Ok, now i find unexpected result about the difference rusult between pi run locally and RPC,

Here is the code,

import os
import zipfile
import tvm
import mxnet as mx
import cv2, time
import numpy as np
import argparse
from nnvm import compiler
from nnvm.frontend import from_mxnet
from tvm import relay
from tvm.contrib.download import download
from tvm.contrib import graph_runtime, util
from mxnet.model import load_checkpoint
from tvm import rpc


test_image = "1.jpg"
dshape = (1, 3, 240, 320)
dtype = "float32"

local_demo = False
if local_demo:
    target = "llvm"
else:
    target = tvm.target.arm_cpu('rasp3b')

sym, arg_params, aux_params = load_checkpoint('facedetect', 0)

parser = argparse.ArgumentParser()

parser.add_argument("-f", "--frontend", help="Frontend for compilation, nnvm or relay",
                    type=str, default="relay")

args = parser.parse_args()

if args.frontend == "relay":
    net, params = relay.frontend.from_mxnet(sym, {"data": dshape}, arg_params=arg_params, aux_params=aux_params)
    with relay.build_config(opt_level=2):
        graph, lib, params = relay.build(net, target, params=params)
elif args.frontend == "nnvm":
    net, params = from_mxnet(sym, arg_params, aux_params)
    with compiler.build_config(opt_level=3):
        graph, lib, params = compiler.build(net, target, {"data": dshape}, params=params)
else:
    parser.print_help()
    parser.exit()


lib.export_library('model/facedetect.so', tvm.contrib.cc.create_shared, cc='/home/wanghao/program/arm_new/bin/arm-linux-gnueabihf-g++')
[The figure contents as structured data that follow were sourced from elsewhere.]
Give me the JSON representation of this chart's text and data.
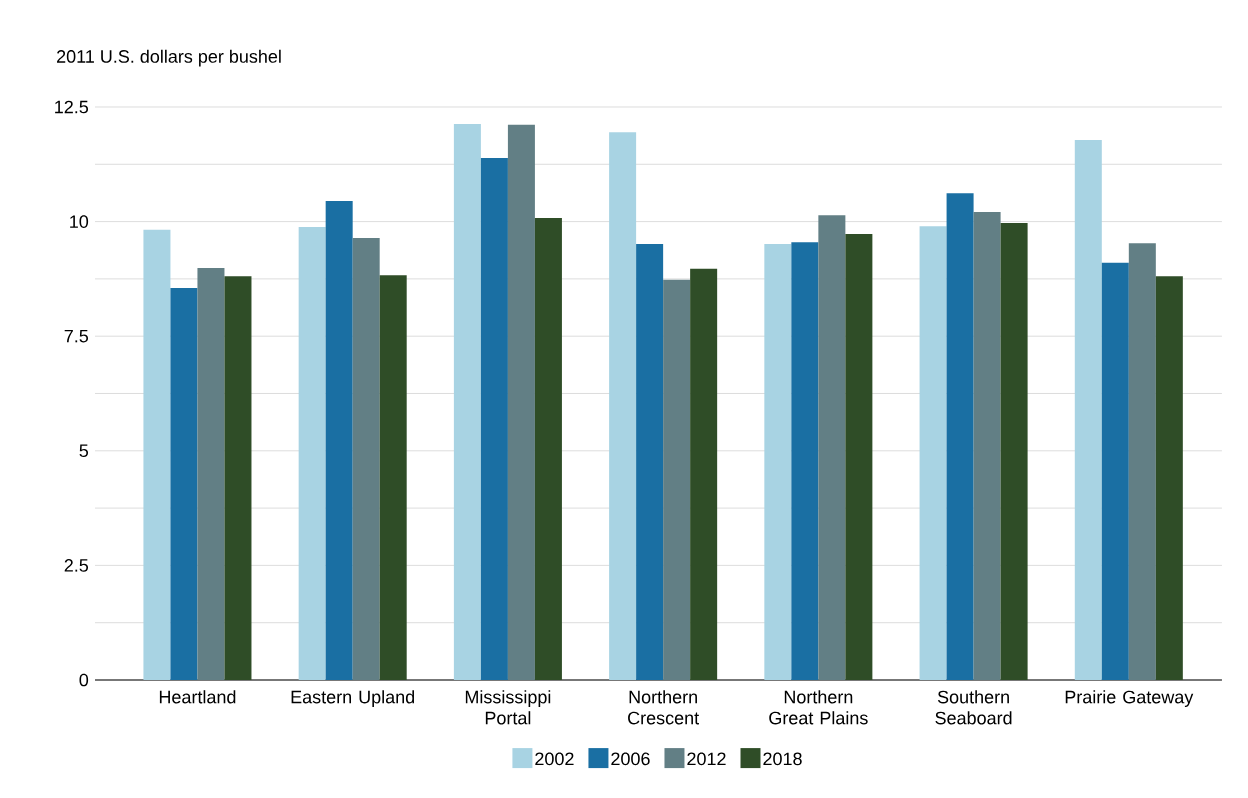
{
  "chart_data": {
    "type": "bar",
    "ylabel": "2011 U.S. dollars per bushel",
    "categories": [
      "Heartland",
      "Eastern Upland",
      "Mississippi Portal",
      "Northern Crescent",
      "Northern Great Plains",
      "Southern Seaboard",
      "Prairie Gateway"
    ],
    "series": [
      {
        "name": "2002",
        "color": "#a8d3e3",
        "values": [
          9.82,
          9.88,
          12.13,
          11.95,
          9.51,
          9.9,
          11.78
        ]
      },
      {
        "name": "2006",
        "color": "#1a6fa3",
        "values": [
          8.55,
          10.45,
          11.39,
          9.51,
          9.55,
          10.62,
          9.1
        ]
      },
      {
        "name": "2012",
        "color": "#627f85",
        "values": [
          8.99,
          9.64,
          12.11,
          8.73,
          10.14,
          10.21,
          9.53
        ]
      },
      {
        "name": "2018",
        "color": "#2f4d27",
        "values": [
          8.81,
          8.83,
          10.08,
          8.97,
          9.73,
          9.97,
          8.81
        ]
      }
    ],
    "ylim": [
      0,
      12.5
    ],
    "yticks": [
      0,
      {
        "value": 1.25,
        "label": null
      },
      2.5,
      {
        "value": 3.75,
        "label": null
      },
      5,
      {
        "value": 6.25,
        "label": null
      },
      7.5,
      {
        "value": 8.75,
        "label": null
      },
      10,
      {
        "value": 11.25,
        "label": null
      },
      12.5
    ],
    "grid": "y",
    "legend": "bottom"
  }
}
with open('model/facedetect.json', "w") as fo:
    fo.write(graph)
with open('model/facedetect.params', "wb") as fo:
    fo.write(relay.save_param_dict(params))

def process_image(image):
    rect = cv2.resize(image, (dshape[3], dshape[2]))
    rect = cv2.cvtColor(rect, cv2.COLOR_BGR2RGB).astype(np.float32)
    rect -= np.array([104, 123, 117])
    rect = rect.transpose((2, 0, 1))
    img_data = np.expand_dims(rect, axis=0)
    return img_data

def draw_box(img, out, thresh=0.5):

    for det in out:
        cid = int(det[0])
        if cid >= 0:
            score = det[1]
            print(score)
            if score > thresh:
                scales = [img.shape[1], img.shape[0]] * 2
                x1, y1, x2, y2 = (np.array(det[2:6])*scales).astype(np.int)
                cv2.rectangle(img, (x1, y1), (x2, y2), (0, 0, 255))
                text = class_names[cid]
                cv2.putText(img, '{:s} {:.3f}'.format(text, score), (x1, y1 - 2), cv2.FONT_ITALIC, 1, (0, 0, 255))

if local_demo:
    ctx = tvm.cpu()
    m = graph_runtime.create(graph, lib, ctx)
else:
    host = '192.168.1.114'
    port = 9090
    remote = rpc.connect(host, port)
    tmp = util.tempdir()
    lib_fname = tmp.relpath('net.tar')
    lib.export_library(lib_fname)
    remote.upload(lib_fname)
    rlib = remote.load_module('net.tar')

    ctx = remote.cpu()
    m = graph_runtime.create(graph, rlib, ctx)

m.set_input(**params)

class_names = ["face",]
cap = cv2.VideoCapture(0)
while True:

    ret, frame = cap.read()
    img_data = process_image(frame)
    m.set_input('data', tvm.nd.array(img_data.astype(dtype)))

    t1 = time.time()
    m.run()
    print('fps:  ', 1 / (time.time() - t1))
    tvm_output = m.get_output(0).asnumpy()[0]

    draw_box(frame, tvm_output, 0.8)
    cv2.imshow('hello', frame)
    if cv2.waitKey(1) == 27:
        break

the result running on pi locally,

and the result on RPC,

yes, on pi local detect result face probability is about 0.2, but you can see on RPC the face probability is 0.9, maybe problem is tvm.contrib.cc.create_shared, i dont konw

Did you use the docker to do it?